After explaining the mechanisms underlying ASDs, we describe specific cases of children who, after treatment, considerably improved their sociability and reduced their agitation. The book also discusses the skepticism that the authors met from the tenants of pure genetics and psychiatry, and why the abyssal poverty of information on developmental disorders has hampered progress in understanding and treating ASD.


Bumetanide dosage is key – “wonderful effects from increasing from 0.5mg to 1mg” 

One recuring feature I have noticed from bumetanide use in the United States is the low dosage often used, as if these doctors want to show the drug is ineffective.

A reader recently contacted me about his young son who responded to the low dose of 0.5mg, but his autism doctor would not increase the dose.  The parent took matters into his own hands and increased the dose and then wrote to tell me about the “wonderful effects.”


Diuresis has stopped, but restarts at a lower dose

In a minority of cases bumetanide causes no diuresis. The question is whether it can have any effect in the brain if it causes no diuresis. Has the drug been absorbed at all?

One reader contacted me to tell me that her son, who has responded well to bumetanide for several years, stopped experiencing any diuresis. Then she told me that when she reduces the dose the diuresis returns.

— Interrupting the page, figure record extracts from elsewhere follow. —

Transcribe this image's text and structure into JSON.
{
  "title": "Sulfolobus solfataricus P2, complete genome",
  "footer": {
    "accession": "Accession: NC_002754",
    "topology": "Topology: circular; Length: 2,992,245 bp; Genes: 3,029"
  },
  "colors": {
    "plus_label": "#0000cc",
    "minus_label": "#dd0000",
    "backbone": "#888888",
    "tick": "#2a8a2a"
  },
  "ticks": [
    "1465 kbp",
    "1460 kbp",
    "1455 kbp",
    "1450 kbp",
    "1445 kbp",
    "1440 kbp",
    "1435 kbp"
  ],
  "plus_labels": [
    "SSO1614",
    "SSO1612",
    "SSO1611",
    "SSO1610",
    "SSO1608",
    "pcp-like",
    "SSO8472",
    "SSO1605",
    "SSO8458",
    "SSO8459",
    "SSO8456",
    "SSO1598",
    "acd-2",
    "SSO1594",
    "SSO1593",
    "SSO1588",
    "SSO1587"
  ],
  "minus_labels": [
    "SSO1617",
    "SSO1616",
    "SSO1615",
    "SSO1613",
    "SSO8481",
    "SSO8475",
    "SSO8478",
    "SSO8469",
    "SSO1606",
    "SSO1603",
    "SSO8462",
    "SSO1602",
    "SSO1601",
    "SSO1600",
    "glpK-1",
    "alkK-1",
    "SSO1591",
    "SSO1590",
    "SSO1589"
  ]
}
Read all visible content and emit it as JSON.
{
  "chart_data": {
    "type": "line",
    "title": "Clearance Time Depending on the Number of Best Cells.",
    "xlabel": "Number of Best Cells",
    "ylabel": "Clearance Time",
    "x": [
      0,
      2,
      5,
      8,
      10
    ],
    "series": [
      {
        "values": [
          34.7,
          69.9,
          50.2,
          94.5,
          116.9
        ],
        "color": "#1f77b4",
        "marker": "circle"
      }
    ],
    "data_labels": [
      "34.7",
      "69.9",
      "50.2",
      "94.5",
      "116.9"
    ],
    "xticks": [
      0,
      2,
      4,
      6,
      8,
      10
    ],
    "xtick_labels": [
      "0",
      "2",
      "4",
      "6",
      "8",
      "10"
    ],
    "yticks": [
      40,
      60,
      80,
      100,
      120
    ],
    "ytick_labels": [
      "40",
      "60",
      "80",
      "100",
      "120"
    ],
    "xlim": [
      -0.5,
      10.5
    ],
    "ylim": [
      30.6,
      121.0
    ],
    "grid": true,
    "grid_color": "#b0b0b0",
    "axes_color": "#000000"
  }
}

There are many possible explanations, but perhaps those people who find bumetanide causes no diuresis should try a lower dose and see what happens.



Much of the research into the hormone vasopressin comes from Stanford. They have published a string of papers over the years. I think they are definitely on to something, but they are taking their time and may never commercialize the result.  

The very recent one is:

Vasopressin deficiency: a hypothesized driver of both social impairment and fluid imbalance in autism spectrum disorder


For some reason there is no abstract. 

Thanks to our reader Seth, I have now added the link below that takes you directly to  Stanford's website, which holds the full text version of the paper.

The same group previously published a paper showing that people with ASD have a reduced level of vasopressin in their spinal fluid. As you can see in the chart below the level of oxytocin was normal.

There have also been successful trials using intranasal vasopressin in humans.

Cerebrospinal fluid vasopressin and symptom severity in children with autism


Vasopressin and oxytocin are closely related hormones and possibly some interactions are not yet fully understood.

Both these hormones can be given via a nasal spray.


The Bumetanide-Vasopressin interaction

Under normal circumstances you would never combine vasopressin with a diuretic.

Vasopressin stops you peeing and that it is why it is given to some children who wet their bed at night.

Bumetanide is a fast-acting diuretic that causes you to pee a lot.

So if you gave a diuretic to an elderly overweight person to reduce their blood pressure, it would be mad to also prescribe vasopressin.  The drugs are therefore contraindicated.

In autism we do not actually want the diuretic effects of bumetanide. We just want its effects on the brain.

The social and emotional beneficial effects of vasopressin have already been established by the existing Stanford research.

The combined effects of bumetanide + intranasal vasopressin might then be a win-win. Less autism and without the diuresis.

I was contacted long ago by a father whose daughter was prescribed Desmopressin, a synthetic analog of vasopressin that is an approved drug, and her autism markedly improved.

The Stanford research in humans uses a nasal spray that they have compounded specially rather than the commercially available Desmopressin.